The key insight is that an open table format layer sits between the query engines and the raw storage, adding transactional capabilities and metadata management on top of cheap object storage.

Data lakehouse architecture with query engines, open table format, and object storage layers

2.3.2 Open Table Formats

The lakehouse architecture is made possible by open table formats - specialized storage formats that add transactional capabilities to data stored in a lake. They enable record-level updates and deletes while supporting full ACID guarantees.

Format	Origin	Key Differentiator
`Delta Lake`	Databricks	Tight Spark integration, transaction log-based, most mature ecosystem
`Apache Iceberg`	Netflix	Engine-agnostic design, hidden partitioning, best multi-engine support
`Apache Hudi`	Uber	Optimized for incremental upserts and streaming ingestion

Delta Lake

Apache Iceberg

Apache Hudi

Shared Capabilities

All three formats provide capabilities that were previously only available in traditional data warehouses:

ACID transactions - concurrent reads and writes without data corruption, even at scale
Time travel and snapshots - query data as it existed at any point in time, enabling auditing and rollback
Schema evolution - add, drop, or rename columns without breaking existing queries or rewriting data
Partition evolution - change partitioning strategies on existing tables without a full rewrite
Open source - multiple query engines (Spark, Trino, Flink, Athena) can read and write the same data

How Open Table Formats Work

Under the hood, data remains stored as Parquet or ORC files on object storage. The table format adds a metadata layer - a set of manifest files and logs that track which data files belong to each table version. When a write occurs, new data files are created and the metadata is atomically updated to point to the new snapshot, enabling ACID semantics without locks on the underlying storage.

2.3.3 Medallion Architecture

The Medallion Architecture is the most widely adopted organizational pattern for structuring data within a lakehouse. Data flows through three layers - Bronze, Silver, and Gold - each adding progressively more structure and business value.

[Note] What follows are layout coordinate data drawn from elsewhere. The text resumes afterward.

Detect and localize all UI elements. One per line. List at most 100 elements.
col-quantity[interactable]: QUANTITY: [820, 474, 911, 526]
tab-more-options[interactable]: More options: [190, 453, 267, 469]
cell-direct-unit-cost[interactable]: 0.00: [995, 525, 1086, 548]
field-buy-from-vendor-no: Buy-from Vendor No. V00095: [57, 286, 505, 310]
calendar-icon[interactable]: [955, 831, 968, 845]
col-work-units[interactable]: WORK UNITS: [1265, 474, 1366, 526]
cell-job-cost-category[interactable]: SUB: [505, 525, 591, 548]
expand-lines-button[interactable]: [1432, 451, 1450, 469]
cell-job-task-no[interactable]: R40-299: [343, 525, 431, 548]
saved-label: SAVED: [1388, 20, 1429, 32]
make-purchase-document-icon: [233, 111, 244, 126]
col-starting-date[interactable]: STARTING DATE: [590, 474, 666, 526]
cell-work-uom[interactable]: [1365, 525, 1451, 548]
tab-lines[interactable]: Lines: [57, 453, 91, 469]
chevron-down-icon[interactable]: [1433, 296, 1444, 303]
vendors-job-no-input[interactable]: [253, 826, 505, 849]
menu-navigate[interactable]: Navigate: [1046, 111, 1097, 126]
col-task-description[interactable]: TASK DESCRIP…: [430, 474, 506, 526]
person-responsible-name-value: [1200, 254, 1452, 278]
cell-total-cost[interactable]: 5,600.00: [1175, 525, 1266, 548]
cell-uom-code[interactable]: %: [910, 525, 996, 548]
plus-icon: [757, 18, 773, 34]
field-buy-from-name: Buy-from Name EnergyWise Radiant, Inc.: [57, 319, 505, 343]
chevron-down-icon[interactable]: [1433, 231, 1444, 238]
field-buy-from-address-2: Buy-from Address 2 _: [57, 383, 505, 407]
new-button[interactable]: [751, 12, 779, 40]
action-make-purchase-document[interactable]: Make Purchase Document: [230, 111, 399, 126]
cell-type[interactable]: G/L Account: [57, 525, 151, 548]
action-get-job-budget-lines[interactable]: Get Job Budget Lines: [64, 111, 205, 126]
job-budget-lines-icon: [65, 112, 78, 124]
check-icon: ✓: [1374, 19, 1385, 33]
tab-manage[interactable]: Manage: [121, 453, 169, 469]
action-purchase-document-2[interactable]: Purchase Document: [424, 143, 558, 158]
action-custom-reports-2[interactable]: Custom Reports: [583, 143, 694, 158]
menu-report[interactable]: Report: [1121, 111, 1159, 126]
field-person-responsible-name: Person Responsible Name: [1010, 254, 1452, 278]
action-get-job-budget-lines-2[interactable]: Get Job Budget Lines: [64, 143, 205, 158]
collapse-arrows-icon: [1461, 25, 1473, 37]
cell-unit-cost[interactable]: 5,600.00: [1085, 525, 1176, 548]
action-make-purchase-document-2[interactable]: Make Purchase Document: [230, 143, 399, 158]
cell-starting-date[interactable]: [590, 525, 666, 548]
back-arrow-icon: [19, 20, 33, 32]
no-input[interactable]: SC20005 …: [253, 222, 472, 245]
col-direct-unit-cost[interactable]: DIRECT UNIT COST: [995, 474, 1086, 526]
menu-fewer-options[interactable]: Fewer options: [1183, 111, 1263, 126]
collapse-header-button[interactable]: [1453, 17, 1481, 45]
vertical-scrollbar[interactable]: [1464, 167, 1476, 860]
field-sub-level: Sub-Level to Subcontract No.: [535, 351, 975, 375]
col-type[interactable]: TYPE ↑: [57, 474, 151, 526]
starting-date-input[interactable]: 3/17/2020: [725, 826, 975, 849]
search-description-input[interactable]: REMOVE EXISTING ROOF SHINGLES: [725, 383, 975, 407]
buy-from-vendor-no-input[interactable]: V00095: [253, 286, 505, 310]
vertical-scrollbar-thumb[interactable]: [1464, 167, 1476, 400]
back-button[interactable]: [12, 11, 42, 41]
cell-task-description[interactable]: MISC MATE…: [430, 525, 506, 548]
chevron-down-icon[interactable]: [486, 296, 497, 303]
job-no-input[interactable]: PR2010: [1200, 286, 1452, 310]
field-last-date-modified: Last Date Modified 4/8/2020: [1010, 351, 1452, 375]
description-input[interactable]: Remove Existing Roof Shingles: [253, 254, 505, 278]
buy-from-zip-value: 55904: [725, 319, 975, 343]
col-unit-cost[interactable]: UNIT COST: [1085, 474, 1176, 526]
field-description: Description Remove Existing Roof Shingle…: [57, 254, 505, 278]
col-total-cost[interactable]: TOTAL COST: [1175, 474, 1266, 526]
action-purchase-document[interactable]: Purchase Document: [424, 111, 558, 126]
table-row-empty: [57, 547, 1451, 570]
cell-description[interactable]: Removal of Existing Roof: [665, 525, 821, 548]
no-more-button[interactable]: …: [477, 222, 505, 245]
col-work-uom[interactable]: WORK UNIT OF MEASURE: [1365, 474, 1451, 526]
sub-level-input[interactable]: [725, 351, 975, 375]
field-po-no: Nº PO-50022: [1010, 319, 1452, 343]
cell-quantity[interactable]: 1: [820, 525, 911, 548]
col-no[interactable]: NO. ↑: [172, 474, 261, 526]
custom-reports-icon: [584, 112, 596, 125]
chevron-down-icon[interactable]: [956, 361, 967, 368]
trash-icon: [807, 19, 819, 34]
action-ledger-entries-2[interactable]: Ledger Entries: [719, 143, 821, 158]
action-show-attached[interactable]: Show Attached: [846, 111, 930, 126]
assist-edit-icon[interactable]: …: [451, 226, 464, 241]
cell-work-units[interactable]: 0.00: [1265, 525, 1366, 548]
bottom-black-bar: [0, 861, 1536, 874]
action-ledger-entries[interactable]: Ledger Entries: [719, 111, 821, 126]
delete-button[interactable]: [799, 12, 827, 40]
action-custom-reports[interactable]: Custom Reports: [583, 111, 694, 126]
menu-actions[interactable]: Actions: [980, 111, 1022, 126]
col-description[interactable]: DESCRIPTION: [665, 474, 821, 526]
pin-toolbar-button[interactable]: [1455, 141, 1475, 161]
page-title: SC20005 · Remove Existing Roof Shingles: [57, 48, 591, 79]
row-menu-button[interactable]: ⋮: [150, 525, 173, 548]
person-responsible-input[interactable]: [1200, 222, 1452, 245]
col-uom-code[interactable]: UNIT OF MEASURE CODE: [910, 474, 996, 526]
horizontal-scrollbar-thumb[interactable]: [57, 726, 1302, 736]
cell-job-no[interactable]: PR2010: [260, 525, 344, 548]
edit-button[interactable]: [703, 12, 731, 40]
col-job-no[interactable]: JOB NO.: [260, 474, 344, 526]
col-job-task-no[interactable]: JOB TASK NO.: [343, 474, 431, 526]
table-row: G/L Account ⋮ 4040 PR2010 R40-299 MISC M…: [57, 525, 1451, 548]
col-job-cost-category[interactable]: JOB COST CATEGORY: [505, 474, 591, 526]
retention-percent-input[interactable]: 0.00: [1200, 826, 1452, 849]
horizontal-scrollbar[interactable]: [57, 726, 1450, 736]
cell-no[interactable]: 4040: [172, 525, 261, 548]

Medallion Architecture: Bronze, Silver, and Gold layers

Layer	Purpose	Data Characteristics
Bronze	Raw ingestion - exact copy of source data	Unprocessed, may contain duplicates, nulls, and schema inconsistencies
Silver	Cleaned and conformed	Deduplicated, type-cast, validated, and joined across sources
Gold	Business-level aggregations	Modeled into star schemas, aggregated metrics, or ML feature tables

The key benefit of this layered approach is reprocessability. If a transformation bug is discovered in the Gold layer, engineers can re-derive it from the Silver layer without re-ingesting from source systems. The Bronze layer serves as an immutable audit trail of everything that entered the pipeline, while the Silver layer provides a clean, reusable foundation that multiple Gold-layer consumers can build on independently.